I remember flailing around in Blue Grotto trying to get stable and my dry suit under control while Mer was calmly hovering in place watching as I tried to do what she had just demonstrated. It was very frustrating, as I had about 30 dives in the dry suit and I was not expecting primer to be this darn hard.

Boy, do I know what that feels like x 100.
 
Hey, @Dogbowl, have you been in the water since your class? I remember being super frustrated during the class, and I thought I was a pretty terrible diver. It wasn't until the first fun dive after that I realized how much I had actually learned.
 
taimen has mentioned before how Fundies was not hard for him, and I respect that. We're all different.

Don't get me wrong. I don't mean it was easy like a walk in a park or something. It was definitely hard enough to put all of us ride the steepest part of our learning curve for 5 days and six (looong) dives.
I just want to encourage people not to hesitate taking fundies. It is counterproductive to try to learn on your own for some arbitrary 100 dives before taking the class.

I doubt anyone has ever done that, so it's hypothetical, but I do know that people have learned to dive in a BP/W without prior experience with a traditional BC, and they apparently thought nothing of it, while for me, getting used to a BP/W was hard in itself.

This may have something to do with it. I did my open water training in a drysuit and bp/w, like almost everybody in my area these days. It is also not uncommon to buy doubles as your first set after having relatively few dives with rental/club equipment. But yeah, owd training is done with a single tank.
This seems to be quite usual in areas where you have only cold water and relatively deep diving available (nordics, scotland etc.). It makes a lot of sense to train in configuration most suitable for the type of diving locally available.
If taking this path made fundies "easy" it only emphasises my idea to start diving dry and doubles as soon as possible (if planning to go tech early).
 
You can do e.g. Essentials of Rec in single-tank, then add doubles/drysuit along the way after and return for Essentials of Tech (with your doubles) when ready. Guessing it's much the same with Fundies Rec/Tech-pass (?).

The downside to starting out in doubles, is that you have so much more weight, not least (unnecessary?) gas weight, which makes the gear more difficult for a new-ish diver to manage. Not impossible, but I usually advise to start out in single-tank and then develop into doubles when needed, mainly for that reason.

I wouldn’t advise to swap over to sidemount if you already have a single-tank BP/W config;
You can use the backplate and webbing all on a different doubles-wing and with a twinset (might even recycle your present tank(s) into that), so if you have a BP/W, I don't think there's a strong reason to discard it.
Besides, you'll need to go far before you’re cave diving, and cave dive far before you’re squeezing.

In either case, I hope you have a good time and enjoy whichever path you opt for :)
 
@taimen your lack of experience helped you in that course more than hurt you because your habits were not ingrained that deeply. The instructor was able to mold you into the finished product a lot easier than someone who has many more dives and is set in their ways.

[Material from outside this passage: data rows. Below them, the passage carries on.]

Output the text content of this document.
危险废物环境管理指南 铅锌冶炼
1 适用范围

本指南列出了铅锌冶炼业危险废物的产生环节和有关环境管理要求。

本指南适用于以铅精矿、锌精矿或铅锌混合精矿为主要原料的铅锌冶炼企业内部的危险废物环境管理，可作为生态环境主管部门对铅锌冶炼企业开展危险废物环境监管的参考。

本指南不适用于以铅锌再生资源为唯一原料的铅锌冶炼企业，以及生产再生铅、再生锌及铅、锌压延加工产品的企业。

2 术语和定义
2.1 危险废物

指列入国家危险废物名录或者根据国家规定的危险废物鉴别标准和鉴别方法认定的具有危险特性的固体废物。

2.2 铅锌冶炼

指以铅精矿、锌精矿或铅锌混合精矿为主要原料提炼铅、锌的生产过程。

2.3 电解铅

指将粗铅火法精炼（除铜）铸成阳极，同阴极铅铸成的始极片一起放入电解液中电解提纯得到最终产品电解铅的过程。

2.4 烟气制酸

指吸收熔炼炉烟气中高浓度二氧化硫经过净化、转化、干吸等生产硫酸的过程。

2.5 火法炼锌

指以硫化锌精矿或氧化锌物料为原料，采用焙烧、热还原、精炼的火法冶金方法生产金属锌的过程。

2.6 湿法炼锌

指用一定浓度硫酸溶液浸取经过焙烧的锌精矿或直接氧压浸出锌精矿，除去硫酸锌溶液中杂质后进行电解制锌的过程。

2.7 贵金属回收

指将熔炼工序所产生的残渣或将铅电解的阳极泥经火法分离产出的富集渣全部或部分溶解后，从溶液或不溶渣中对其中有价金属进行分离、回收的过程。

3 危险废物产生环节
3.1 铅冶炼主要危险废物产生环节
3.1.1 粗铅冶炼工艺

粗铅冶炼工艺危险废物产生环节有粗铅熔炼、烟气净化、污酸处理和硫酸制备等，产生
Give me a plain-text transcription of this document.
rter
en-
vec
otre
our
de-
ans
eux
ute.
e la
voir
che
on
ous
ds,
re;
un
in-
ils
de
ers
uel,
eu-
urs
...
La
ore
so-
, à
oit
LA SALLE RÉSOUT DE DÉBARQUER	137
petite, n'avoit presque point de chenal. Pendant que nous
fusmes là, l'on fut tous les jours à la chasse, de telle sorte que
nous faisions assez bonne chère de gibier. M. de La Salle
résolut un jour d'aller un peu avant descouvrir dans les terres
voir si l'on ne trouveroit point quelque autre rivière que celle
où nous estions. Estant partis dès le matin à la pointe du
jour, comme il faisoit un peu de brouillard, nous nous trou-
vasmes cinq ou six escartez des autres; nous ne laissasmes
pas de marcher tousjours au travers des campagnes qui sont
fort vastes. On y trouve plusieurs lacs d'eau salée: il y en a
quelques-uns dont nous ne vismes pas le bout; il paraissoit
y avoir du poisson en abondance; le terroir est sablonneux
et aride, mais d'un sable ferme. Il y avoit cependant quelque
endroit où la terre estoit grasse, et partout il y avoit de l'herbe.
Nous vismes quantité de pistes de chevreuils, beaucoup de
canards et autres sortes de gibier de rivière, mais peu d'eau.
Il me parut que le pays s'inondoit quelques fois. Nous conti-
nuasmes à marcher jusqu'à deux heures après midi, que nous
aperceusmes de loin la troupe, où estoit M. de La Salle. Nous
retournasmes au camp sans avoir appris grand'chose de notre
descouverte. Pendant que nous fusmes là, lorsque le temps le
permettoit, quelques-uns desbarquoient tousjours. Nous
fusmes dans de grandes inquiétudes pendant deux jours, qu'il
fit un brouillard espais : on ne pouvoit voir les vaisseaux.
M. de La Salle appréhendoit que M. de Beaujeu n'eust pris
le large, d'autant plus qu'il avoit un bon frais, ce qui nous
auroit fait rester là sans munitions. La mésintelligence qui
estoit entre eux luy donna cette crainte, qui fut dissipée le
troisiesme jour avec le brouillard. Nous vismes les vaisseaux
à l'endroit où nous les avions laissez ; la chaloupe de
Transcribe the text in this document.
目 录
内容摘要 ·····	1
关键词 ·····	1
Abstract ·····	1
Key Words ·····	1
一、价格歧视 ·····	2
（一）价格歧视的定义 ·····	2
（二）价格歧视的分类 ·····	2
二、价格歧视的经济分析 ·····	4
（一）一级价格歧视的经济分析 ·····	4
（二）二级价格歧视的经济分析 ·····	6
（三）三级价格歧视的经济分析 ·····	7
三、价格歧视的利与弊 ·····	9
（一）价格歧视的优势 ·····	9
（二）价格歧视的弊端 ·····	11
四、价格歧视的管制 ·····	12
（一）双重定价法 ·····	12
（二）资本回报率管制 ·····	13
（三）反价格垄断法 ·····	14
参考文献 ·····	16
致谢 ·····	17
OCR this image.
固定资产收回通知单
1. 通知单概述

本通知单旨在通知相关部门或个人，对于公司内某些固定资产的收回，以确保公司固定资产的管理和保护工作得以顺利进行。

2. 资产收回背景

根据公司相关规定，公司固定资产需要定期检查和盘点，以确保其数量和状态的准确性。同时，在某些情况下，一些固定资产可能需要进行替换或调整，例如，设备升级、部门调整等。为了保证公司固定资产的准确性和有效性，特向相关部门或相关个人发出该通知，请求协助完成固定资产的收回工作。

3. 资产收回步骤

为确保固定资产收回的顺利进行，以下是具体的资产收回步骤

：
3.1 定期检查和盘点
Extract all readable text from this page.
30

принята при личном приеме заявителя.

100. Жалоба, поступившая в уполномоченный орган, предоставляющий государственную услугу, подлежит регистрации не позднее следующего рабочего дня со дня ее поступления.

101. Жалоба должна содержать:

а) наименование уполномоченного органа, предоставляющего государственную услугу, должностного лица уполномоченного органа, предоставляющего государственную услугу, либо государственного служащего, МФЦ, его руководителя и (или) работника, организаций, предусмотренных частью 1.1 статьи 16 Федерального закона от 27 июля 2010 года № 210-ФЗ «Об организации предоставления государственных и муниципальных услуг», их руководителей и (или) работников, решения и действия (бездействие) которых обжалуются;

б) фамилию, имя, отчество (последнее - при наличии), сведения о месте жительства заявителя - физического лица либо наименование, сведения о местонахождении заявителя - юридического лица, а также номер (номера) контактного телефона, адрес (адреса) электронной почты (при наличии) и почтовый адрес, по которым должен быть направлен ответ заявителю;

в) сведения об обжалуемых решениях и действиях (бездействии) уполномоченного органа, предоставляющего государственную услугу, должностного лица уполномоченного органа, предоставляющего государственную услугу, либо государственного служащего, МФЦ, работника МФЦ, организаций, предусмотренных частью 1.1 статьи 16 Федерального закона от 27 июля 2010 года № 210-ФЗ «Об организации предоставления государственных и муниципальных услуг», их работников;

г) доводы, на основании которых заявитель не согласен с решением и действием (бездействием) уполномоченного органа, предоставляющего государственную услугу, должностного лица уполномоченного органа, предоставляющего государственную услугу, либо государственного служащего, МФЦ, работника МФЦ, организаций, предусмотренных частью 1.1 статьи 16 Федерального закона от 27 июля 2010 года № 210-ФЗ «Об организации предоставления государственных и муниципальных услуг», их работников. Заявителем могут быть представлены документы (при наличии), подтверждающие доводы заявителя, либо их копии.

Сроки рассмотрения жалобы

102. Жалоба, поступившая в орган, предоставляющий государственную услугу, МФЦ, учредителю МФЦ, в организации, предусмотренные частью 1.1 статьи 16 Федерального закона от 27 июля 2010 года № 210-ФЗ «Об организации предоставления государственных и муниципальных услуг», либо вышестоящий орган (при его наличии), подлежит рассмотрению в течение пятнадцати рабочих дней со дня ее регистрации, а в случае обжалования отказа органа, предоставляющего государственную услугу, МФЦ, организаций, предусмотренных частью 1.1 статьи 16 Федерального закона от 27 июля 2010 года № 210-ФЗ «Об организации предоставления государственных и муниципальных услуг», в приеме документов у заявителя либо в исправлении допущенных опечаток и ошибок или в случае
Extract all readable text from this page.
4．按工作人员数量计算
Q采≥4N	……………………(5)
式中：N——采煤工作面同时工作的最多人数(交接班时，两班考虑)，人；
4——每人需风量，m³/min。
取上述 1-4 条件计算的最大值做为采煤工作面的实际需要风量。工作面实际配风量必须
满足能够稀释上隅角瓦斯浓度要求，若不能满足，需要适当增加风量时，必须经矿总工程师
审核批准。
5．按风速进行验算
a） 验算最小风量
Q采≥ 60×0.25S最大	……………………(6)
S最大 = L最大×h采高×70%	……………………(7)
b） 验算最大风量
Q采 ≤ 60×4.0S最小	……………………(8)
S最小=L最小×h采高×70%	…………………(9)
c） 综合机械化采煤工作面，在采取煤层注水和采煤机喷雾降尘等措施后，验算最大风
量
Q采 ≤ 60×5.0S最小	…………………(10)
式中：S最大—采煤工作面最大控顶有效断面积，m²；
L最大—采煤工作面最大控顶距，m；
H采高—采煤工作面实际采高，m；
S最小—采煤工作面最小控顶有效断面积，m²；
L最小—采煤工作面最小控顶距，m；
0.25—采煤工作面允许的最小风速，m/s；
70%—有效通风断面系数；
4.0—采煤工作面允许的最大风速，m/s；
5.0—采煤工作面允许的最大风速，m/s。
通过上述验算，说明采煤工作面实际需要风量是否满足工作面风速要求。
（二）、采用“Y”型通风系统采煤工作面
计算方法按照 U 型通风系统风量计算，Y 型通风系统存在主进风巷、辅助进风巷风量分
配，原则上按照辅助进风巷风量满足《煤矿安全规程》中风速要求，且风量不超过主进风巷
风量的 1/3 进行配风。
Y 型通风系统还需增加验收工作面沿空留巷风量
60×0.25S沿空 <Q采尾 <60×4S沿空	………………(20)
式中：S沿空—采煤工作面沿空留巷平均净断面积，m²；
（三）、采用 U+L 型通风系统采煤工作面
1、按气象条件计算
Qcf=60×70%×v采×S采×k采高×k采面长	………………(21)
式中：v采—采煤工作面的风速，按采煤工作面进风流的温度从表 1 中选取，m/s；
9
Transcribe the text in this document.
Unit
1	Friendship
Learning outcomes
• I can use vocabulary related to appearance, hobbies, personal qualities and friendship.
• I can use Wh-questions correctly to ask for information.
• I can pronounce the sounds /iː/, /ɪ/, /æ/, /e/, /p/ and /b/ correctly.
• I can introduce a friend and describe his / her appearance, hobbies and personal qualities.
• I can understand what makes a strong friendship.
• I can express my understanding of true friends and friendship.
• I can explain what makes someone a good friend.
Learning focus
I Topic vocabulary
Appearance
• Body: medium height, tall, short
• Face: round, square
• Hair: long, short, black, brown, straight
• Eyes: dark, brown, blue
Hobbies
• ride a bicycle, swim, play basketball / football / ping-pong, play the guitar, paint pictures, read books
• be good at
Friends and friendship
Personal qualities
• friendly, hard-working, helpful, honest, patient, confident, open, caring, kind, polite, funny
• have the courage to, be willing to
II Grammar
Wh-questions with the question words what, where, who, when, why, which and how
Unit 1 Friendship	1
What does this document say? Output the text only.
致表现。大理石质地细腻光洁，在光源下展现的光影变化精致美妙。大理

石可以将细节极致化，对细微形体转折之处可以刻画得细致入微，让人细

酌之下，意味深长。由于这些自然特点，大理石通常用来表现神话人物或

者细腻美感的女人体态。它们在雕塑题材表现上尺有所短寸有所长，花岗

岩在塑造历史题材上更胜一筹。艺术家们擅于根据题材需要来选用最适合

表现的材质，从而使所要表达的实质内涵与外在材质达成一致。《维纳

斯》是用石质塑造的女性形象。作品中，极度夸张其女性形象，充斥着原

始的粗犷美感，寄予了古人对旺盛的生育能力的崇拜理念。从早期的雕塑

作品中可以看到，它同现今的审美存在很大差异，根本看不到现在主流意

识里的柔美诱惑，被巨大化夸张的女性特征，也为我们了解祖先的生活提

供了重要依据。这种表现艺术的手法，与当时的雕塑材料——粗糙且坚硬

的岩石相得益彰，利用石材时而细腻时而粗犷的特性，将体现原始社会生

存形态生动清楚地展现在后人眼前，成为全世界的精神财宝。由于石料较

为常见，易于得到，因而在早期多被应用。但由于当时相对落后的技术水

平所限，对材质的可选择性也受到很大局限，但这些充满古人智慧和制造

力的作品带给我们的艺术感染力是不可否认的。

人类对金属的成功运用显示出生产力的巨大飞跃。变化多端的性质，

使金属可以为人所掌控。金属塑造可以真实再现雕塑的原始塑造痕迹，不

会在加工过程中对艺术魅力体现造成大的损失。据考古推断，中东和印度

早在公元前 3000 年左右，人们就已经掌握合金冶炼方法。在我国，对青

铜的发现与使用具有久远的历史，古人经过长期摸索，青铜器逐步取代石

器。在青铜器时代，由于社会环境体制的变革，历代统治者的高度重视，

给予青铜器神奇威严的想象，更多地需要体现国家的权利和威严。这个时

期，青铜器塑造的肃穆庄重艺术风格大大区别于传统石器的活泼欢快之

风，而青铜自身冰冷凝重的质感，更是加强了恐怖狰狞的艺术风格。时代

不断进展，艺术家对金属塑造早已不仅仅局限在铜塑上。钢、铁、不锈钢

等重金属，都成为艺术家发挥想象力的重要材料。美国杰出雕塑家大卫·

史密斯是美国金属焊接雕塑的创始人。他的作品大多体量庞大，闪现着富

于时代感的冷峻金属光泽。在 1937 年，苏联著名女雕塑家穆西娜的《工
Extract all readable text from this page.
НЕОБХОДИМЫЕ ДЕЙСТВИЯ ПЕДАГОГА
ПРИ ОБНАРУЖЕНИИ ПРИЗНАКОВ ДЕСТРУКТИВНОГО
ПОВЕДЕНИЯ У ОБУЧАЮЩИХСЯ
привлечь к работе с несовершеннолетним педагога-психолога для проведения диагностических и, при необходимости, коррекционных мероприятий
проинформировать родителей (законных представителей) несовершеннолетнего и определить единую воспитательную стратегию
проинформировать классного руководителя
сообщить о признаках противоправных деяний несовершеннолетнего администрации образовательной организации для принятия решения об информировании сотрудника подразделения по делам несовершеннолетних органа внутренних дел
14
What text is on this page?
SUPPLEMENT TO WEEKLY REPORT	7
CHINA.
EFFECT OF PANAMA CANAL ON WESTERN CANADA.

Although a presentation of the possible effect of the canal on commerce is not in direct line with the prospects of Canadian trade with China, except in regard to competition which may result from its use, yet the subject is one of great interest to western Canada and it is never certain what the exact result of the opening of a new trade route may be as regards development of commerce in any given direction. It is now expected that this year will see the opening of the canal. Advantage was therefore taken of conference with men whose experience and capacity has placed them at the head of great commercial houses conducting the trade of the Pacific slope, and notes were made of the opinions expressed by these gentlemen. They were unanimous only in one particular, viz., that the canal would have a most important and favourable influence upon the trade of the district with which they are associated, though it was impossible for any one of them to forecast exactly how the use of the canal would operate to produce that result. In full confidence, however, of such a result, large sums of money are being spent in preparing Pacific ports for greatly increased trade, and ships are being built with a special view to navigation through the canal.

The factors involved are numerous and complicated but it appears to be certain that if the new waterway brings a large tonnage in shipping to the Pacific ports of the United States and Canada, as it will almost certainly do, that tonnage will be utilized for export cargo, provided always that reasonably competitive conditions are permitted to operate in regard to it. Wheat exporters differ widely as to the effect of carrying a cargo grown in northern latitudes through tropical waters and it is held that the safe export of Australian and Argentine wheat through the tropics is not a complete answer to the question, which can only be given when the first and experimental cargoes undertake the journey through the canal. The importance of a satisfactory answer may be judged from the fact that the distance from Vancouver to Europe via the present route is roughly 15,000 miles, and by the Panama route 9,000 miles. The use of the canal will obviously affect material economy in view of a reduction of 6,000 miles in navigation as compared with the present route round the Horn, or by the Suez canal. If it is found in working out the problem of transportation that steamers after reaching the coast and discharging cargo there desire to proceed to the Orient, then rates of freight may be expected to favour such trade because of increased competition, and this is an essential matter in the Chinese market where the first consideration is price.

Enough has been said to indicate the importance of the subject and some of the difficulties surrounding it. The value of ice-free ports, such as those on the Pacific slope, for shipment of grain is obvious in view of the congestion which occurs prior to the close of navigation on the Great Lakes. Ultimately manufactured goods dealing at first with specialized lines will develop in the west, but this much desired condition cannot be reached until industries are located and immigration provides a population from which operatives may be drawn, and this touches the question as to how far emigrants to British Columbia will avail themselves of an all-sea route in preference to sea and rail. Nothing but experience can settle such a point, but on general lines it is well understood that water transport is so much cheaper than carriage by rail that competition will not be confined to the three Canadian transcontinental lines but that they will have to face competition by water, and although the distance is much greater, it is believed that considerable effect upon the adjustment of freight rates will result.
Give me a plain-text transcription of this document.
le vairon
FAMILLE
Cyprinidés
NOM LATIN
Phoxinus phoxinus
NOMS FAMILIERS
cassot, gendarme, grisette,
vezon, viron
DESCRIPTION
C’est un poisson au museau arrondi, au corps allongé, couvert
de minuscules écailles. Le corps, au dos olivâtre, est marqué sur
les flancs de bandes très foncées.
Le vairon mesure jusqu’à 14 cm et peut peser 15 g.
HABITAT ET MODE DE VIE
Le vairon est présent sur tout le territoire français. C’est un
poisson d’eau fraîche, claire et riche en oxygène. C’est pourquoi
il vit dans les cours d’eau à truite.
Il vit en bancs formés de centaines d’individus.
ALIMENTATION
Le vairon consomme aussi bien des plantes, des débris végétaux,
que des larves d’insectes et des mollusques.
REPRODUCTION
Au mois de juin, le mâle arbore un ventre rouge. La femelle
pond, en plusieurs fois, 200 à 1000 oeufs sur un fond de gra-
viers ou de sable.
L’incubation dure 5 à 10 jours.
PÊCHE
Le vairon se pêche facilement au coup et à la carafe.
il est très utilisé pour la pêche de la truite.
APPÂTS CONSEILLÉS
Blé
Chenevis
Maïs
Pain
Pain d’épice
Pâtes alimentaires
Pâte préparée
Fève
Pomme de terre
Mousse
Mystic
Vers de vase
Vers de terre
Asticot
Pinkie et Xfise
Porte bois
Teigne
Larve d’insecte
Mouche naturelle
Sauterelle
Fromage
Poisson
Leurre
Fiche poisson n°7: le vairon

And how many dives / experience does the OP have?
 
I remember flailing around in Blue Grotto trying to get stable and my dry suit under control while Mer was calmly hovering in place watching as I tried to do what she had just demonstrated. It was very frustrating, as I had about 30 dives in the dry suit and I was not expecting primer to be this darn hard.

Was that in doubles? As Dan_P mentioned, the weight of doubles ... you go from being able in an Al 80 to make depth adjustments with just breath control, etc., being able to whip around and check on your teammate--heck, do backflips if you want--to feeling like you're trying to turn an aircraft carrier. I agree with those who have said that doubles are actually more stable than a single tank in a certain sense--and that is when you're perfectly still and calm--but the air in the drysuit and the momentum of the tanks conspire to send you beyond the point of no return where you can no longer make corrections with breath alone. Then you're flailing around adding dumping adding dumping wing drysuit wing drysuit .... I have had multiple coaching sessions from multiple instructors on buoyancy control in the doubles and drysuit--and that's post-Drysuit and Doubles Primer--and it is still my nemesis. I suppose this is the result of having been SO accustomed to diving Al 80 and wetsuit.
 
A small thought, tiny LP50 doubles, dove as if a single tank, might let you start with better stability. Instead of struggling with less stable single tank. Without miss learning doubles procedures - due to treating it as a single tank. And my current read on tiny doubles is that normal US 8.5 c-t-c manifold separation is more stable than narrower manifold separation, so maybe do not go down the rabbit hole of trying to find narrower doubles, as I did.
 
Was that in doubles? As Dan_P mentioned, the weight of doubles ... you go from being able in an Al 80 to make depth adjustments with just breath control, etc., being able to whip around and check on your teammate--heck, do backflips if you want--to feeling like you're trying to turn an aircraft carrier. I agree with those who have said that doubles are actually more stable than a single tank in a certain sense--and that is when you're perfectly still and calm--but the air in the drysuit and the momentum of the tanks conspire to send you beyond the point of no return where you can no longer make corrections with breath alone. Then you're flailing around adding dumping adding dumping wing drysuit wing drysuit .... I have had multiple coaching sessions from multiple instructors on buoyancy control in the doubles and drysuit--and that's post-Drysuit and Doubles Primer--and it is still my nemesis. I suppose this is the result of having been SO accustomed to diving Al 80 and wetsuit.
No, that was a single. Mer was in doubles.